Climate & Energy
Climate and energy policy encompasses the laws, regulations, and public investments that govern how the United States produces and consumes energy, manages greenhouse gas emissions, and responds to climate change. Central debates involve the pace of transition away from fossil fuels, the future of clean-energy tax incentives, federal land leasing for oil and gas, electric vehicle adoption, and the role of nuclear power.

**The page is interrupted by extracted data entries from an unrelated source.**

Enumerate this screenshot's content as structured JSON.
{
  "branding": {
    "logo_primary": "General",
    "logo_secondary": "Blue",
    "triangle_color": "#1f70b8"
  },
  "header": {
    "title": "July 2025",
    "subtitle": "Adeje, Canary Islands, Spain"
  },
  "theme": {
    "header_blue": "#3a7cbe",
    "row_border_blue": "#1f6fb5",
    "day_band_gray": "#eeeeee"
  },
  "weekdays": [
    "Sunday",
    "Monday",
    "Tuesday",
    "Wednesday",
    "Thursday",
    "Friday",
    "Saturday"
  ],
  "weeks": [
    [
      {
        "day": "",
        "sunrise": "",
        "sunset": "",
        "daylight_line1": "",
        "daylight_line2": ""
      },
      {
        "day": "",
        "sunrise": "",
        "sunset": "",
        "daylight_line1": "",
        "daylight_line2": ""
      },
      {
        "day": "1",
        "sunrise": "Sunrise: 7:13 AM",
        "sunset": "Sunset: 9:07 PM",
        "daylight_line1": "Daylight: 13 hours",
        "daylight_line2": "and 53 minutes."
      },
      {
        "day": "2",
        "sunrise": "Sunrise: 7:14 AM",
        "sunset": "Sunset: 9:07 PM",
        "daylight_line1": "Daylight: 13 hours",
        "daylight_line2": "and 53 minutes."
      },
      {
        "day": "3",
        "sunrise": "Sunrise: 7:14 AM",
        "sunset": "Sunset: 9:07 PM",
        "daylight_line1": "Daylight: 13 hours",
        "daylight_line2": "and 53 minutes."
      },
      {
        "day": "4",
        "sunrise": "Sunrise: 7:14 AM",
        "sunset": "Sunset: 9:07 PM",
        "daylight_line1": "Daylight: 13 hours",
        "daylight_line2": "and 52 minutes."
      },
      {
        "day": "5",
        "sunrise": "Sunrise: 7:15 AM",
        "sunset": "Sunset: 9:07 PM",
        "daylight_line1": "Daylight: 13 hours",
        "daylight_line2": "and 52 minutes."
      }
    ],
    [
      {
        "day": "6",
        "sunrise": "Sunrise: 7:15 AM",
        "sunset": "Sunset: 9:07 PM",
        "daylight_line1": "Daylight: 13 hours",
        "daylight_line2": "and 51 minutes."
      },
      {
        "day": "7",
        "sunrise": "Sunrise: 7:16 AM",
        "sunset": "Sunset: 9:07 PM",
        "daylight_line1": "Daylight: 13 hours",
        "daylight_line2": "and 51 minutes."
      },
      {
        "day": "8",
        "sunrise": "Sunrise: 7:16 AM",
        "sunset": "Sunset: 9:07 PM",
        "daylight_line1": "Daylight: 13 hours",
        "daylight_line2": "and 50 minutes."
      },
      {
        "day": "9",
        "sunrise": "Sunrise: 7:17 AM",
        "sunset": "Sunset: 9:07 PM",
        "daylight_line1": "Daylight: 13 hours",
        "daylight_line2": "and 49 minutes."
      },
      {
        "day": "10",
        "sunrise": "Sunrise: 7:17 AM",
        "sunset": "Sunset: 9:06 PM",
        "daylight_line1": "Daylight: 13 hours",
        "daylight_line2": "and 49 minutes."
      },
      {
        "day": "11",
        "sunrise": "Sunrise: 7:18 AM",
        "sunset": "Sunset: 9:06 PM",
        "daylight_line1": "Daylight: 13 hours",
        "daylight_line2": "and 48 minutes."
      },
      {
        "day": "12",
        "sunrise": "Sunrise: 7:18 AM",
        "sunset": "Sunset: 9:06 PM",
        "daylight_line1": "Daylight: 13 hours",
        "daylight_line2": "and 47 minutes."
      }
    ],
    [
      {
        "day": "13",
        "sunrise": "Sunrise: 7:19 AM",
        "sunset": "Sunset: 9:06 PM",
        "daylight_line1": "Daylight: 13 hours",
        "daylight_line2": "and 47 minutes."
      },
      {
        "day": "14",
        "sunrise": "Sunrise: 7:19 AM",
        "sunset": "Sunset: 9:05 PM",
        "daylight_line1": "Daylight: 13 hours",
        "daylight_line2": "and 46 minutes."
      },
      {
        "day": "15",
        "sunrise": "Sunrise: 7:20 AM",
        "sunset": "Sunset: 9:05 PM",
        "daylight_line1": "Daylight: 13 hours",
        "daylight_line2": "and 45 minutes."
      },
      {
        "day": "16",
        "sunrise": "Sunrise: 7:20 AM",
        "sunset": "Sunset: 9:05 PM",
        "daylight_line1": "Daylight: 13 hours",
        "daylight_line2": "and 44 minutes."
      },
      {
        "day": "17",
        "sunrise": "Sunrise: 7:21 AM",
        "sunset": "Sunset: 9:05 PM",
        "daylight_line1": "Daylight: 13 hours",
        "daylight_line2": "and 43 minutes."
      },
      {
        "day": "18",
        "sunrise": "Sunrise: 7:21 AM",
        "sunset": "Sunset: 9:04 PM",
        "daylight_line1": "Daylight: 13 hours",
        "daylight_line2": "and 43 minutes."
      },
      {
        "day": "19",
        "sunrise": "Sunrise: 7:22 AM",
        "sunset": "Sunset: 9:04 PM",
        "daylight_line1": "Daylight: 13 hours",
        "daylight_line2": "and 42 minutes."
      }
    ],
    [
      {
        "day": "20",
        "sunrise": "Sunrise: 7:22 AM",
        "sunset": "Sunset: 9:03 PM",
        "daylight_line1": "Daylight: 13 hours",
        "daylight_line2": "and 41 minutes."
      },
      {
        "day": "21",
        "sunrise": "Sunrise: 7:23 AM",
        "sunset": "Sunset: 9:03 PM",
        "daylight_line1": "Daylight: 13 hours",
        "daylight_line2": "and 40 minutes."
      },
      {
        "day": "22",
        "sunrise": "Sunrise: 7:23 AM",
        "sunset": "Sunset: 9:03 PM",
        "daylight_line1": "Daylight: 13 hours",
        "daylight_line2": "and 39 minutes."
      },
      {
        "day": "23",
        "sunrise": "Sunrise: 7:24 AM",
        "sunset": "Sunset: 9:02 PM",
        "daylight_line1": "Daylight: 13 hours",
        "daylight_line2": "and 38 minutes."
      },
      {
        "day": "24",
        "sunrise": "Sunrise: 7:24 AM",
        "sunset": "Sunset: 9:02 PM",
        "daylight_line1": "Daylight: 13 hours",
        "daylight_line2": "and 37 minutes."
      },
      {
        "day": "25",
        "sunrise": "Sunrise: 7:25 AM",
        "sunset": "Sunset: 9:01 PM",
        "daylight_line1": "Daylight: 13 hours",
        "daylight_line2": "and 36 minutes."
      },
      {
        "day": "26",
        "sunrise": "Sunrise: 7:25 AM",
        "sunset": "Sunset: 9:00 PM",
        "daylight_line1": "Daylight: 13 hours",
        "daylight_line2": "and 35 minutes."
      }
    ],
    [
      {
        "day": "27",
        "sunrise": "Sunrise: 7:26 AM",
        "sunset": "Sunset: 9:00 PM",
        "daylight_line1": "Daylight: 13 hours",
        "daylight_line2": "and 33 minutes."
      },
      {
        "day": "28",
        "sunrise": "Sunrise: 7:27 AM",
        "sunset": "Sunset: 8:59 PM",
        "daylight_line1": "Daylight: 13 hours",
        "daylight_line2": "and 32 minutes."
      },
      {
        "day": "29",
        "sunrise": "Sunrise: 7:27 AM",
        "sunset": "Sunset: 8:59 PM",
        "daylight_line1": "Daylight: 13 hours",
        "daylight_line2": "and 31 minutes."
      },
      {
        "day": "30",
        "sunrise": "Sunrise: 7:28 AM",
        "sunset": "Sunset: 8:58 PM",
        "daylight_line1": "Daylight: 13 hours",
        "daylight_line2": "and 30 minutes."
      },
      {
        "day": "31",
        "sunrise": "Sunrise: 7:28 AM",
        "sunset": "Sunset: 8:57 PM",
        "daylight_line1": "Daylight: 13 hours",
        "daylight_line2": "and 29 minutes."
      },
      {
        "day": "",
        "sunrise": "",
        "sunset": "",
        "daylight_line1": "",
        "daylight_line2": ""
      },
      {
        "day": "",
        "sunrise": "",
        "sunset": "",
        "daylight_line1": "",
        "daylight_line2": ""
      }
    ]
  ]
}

The 2022 Inflation Reduction Act (IRA) set a landmark federal framework for clean-energy investment, but the 2025 One Big Beautiful Bill Act (OBBBA)—signed into law July 4, 2025—rolled back or accelerated the phase-out of a wide range of IRA provisions, restructuring the U.S. energy policy landscape. Simultaneously, the EPA's February 2026 rescission of its 2009 greenhouse gas endangerment finding eliminated the foundational legal basis for federal greenhouse gas regulation under the Clean Air Act. With rising electricity prices, surging data-center energy demand, new offshore drilling expansion, and contested EV incentives, the policy choices made in 2025–2026 are likely to shape U.S. energy infrastructure and emissions trajectories for decades.
Left perspective
Progressives and mainstream Democrats argue that climate change is an existential threat requiring urgent federal action to decarbonize the economy, transition from fossil fuels to renewable energy, and protect public health from greenhouse gas pollution. They supported the IRA's broad suite of tax credits for solar, wind, EVs, home efficiency, and clean manufacturing as cost-effective tools to drive private investment, create jobs, and reduce emissions. They oppose the OBBBA's rollback of those incentives, the EPA's rescission of the endangerment finding, expanded offshore and ANWR drilling, and the administration's wind energy moratorium. Democrats have framed clean energy as an economic and energy-cost issue as well, arguing that rolling back incentives raises electricity prices, kills manufacturing jobs, and cedes strategic ground to China in the global clean technology race. Democratic legislators like Rep. Sean Casten (D-IL) and Rep. Mike Levin (D-CA) have introduced legislation to restore IRA credits and prevent anti-renewable burdens, while Senate Democrats including Sheldon Whitehouse (D-RI) and Martin Heinrich (D-NM) have spotlighted how fossil fuel dependence raises household energy and insurance costs.
Right perspective
Republicans and the Trump administration argue that affordable, reliable, and abundant energy—including oil, gas, coal, and nuclear—is fundamental to American economic competitiveness, national security, and household affordability. They contend that IRA clean energy subsidies were market-distorting, fiscally irresponsible, and tilted energy policy toward technologies that are unreliable or strategically dependent on Chinese supply chains. The OBBBA and associated executive actions are framed as restoring market discipline, ending what conservatives call 'green energy mandates,' and pursuing 'energy dominance' through expanded domestic fossil fuel production. Republicans support an 'all of the above' energy strategy that maintains fossil fuels while selectively investing in nuclear and technology-neutral approaches. Energy Secretary Chris Wright and Interior Secretary Doug Burgum have been the primary architects of this deregulatory push, with the EPA's repeal of the endangerment finding eliminating the Obama-era legal framework for greenhouse gas regulation. Some moderate Republicans—including Sens. Lisa Murkowski (R-AK), John Curtis (R-UT), Thom Tillis (R-NC), and Shelley Moore Capito (R-WV)—have pushed back on the most aggressive OBBBA energy credit rollbacks, arguing that business certainty and rural economic development require predictable tax policy.